Another tool designed to reduce middle-management workload takes data from the company's CRM to produce a report assessing the financial position of Shipergy's overall book of trades.
One of the areas Shipergy has focused on automating is capital efficiency, ensuring that trades are priced appropriately for the cost of funding involved.
"In bunker trading, there's often a timing mismatch between when we pay suppliers and when we're paid by clients," Rose said.
"We've built tools that systematically factor that into pricing, so we're deploying capital in a disciplined and consistent way."
The system analyses trades across the book and highlights where margins may not fully reflect funding costs, allowing adjustments to be made early rather than relying on manual oversight.
Another tool automates the process of compliance checks on ships the company is considering selling to, aligned with the company's internal compliance policy, with the results then checked by head of compliance and credit Chris Morgan to avoid any potential for errors.

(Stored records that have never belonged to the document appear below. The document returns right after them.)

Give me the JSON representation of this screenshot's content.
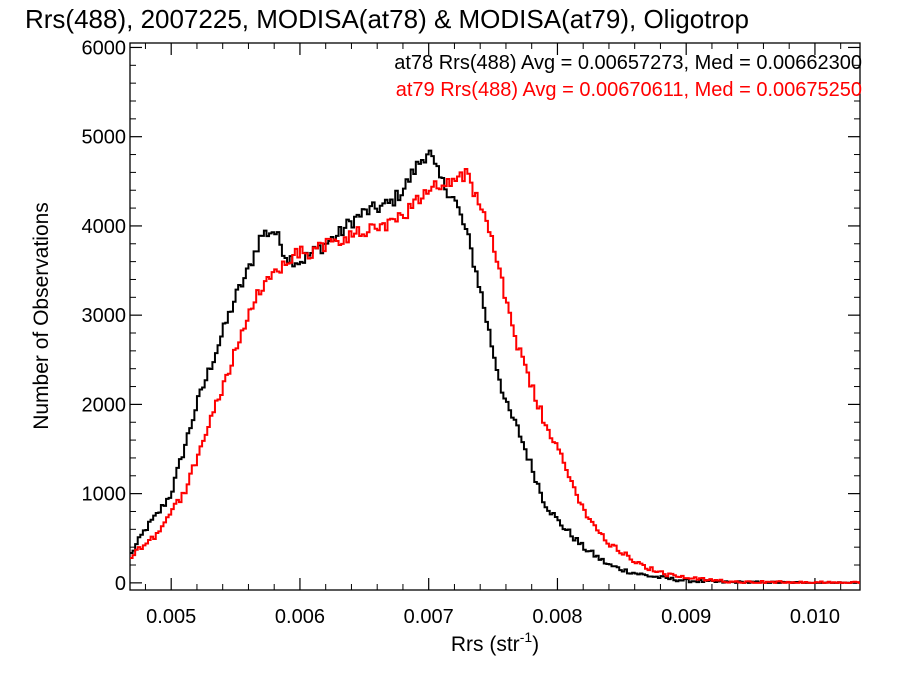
{
  "chart_data": {
    "type": "line",
    "title": "Rrs(488), 2007225, MODISA(at78) & MODISA(at79), Oligotrop",
    "xlabel": "Rrs (str",
    "xlabel_sup": "-1",
    "xlabel_close": ")",
    "ylabel": "Number of Observations",
    "xlim": [
      0.00468,
      0.01035
    ],
    "ylim": [
      -80,
      6050
    ],
    "xticks": [
      0.005,
      0.006,
      0.007,
      0.008,
      0.009,
      0.01
    ],
    "xtick_labels": [
      "0.005",
      "0.006",
      "0.007",
      "0.008",
      "0.009",
      "0.010"
    ],
    "yticks": [
      0,
      1000,
      2000,
      3000,
      4000,
      5000,
      6000
    ],
    "ytick_labels": [
      "0",
      "1000",
      "2000",
      "3000",
      "4000",
      "5000",
      "6000"
    ],
    "legend_placement": "top-right",
    "series": [
      {
        "name": "at78 Rrs(488) Avg = 0.00657273, Med = 0.00662300",
        "color": "#000000",
        "x": [
          0.00468,
          0.0048,
          0.0049,
          0.005,
          0.0051,
          0.0052,
          0.0053,
          0.0054,
          0.0055,
          0.0056,
          0.0057,
          0.0058,
          0.0059,
          0.006,
          0.0061,
          0.0062,
          0.0063,
          0.0064,
          0.0065,
          0.0066,
          0.0067,
          0.0068,
          0.0069,
          0.007,
          0.00705,
          0.0071,
          0.0072,
          0.0073,
          0.0074,
          0.0075,
          0.0076,
          0.0077,
          0.0078,
          0.0079,
          0.008,
          0.0081,
          0.0082,
          0.0083,
          0.0084,
          0.0085,
          0.0086,
          0.0087,
          0.0088,
          0.0089,
          0.009,
          0.0092,
          0.0094,
          0.0096,
          0.0098,
          0.01,
          0.01035
        ],
        "values": [
          300,
          600,
          780,
          1000,
          1500,
          2000,
          2400,
          2800,
          3200,
          3500,
          3900,
          3950,
          3650,
          3600,
          3700,
          3800,
          3900,
          4050,
          4150,
          4200,
          4250,
          4400,
          4650,
          4850,
          4650,
          4500,
          4300,
          3900,
          3300,
          2600,
          2000,
          1700,
          1300,
          900,
          700,
          550,
          400,
          300,
          200,
          150,
          110,
          80,
          60,
          40,
          25,
          12,
          6,
          3,
          1,
          0,
          0
        ]
      },
      {
        "name": "at79 Rrs(488) Avg = 0.00670611, Med = 0.00675250",
        "color": "#ff0000",
        "x": [
          0.00468,
          0.0048,
          0.0049,
          0.005,
          0.0051,
          0.0052,
          0.0053,
          0.0054,
          0.0055,
          0.0056,
          0.0057,
          0.0058,
          0.0059,
          0.006,
          0.0061,
          0.0062,
          0.0063,
          0.0064,
          0.0065,
          0.0066,
          0.0067,
          0.0068,
          0.0069,
          0.007,
          0.0071,
          0.0072,
          0.0073,
          0.0074,
          0.0075,
          0.0076,
          0.0077,
          0.0078,
          0.0079,
          0.008,
          0.0081,
          0.0082,
          0.0083,
          0.0084,
          0.0085,
          0.0086,
          0.0087,
          0.0088,
          0.0089,
          0.009,
          0.0091,
          0.0092,
          0.0094,
          0.0096,
          0.0098,
          0.01,
          0.01035
        ],
        "values": [
          280,
          450,
          560,
          800,
          1000,
          1400,
          1800,
          2200,
          2600,
          3000,
          3300,
          3450,
          3650,
          3700,
          3700,
          3800,
          3800,
          3900,
          3950,
          3950,
          4000,
          4100,
          4300,
          4400,
          4500,
          4500,
          4600,
          4200,
          3800,
          3200,
          2600,
          2200,
          1800,
          1500,
          1150,
          850,
          600,
          450,
          350,
          250,
          170,
          110,
          80,
          55,
          40,
          30,
          15,
          8,
          4,
          2,
          0
        ]
      }
    ]
  }
}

"We're deploying a lot more things now, as we go forward, which is exciting for me and hopefully for the rest of the company," Rose said.
"The point is that the core of the company, I've put a lot of effort into getting it running really smoothly, and it is, and now I'm leveraging that with the addition of some really meaningful tools to continue steady growth in the right ways without adding headcount."
Slower Growth on Horizon
Shipergy has expanded rapidly since its launch by shipping firm Signal Group in June 2022.
The company initially primarily handled the bunker bunker requirements of the Signal Maritime pools, but soon rolled out sales to third parties.
"We've grown very steadily since I started the company in 2022; as of today, we're now doing 100 supplies a month," Rose said.
"We've touched more than 250 different companies so far, and our third-party business that we do outside of what we do for our affiliates has become the vast majority of what we do."
The firm is now selling about 450,000-500,000 mt/year of bunker fuel, of which about 8% comes from its affiliate's requirements, up from about 350,000 mt in the 2023-24 financial year. The company reported gross profit of $3.2 million in 2024-25, more than double the $1.56 million seen the previous year.
But the company is not expecting further growth at the same pace in the short term, Rose said.
"I'm not anticipating significant growth from third party trading right now; the margins just aren't there, and I don't see that changing for the next six to 12 months," he said.
"That is what it is, and I'm not going to be playing the game of taking on bigger credit risks or doing business which is in a compliance gray area just to make more money, because it's just not the way we operate."
That said, the company still sees the opportunity to expand, leveraging its technological expertise to find ways of doing so without raising costs.
"It's not a question of whether we can grow from here, because we can; it's more about how we do it," Rose said.
While market conditions remain challenging, Rose argues that the changes put Shipergy in a stronger position for the next cycle, with a trading platform that can scale volume, deploy capital more selectively and support customer-facing technology without materially raising costs.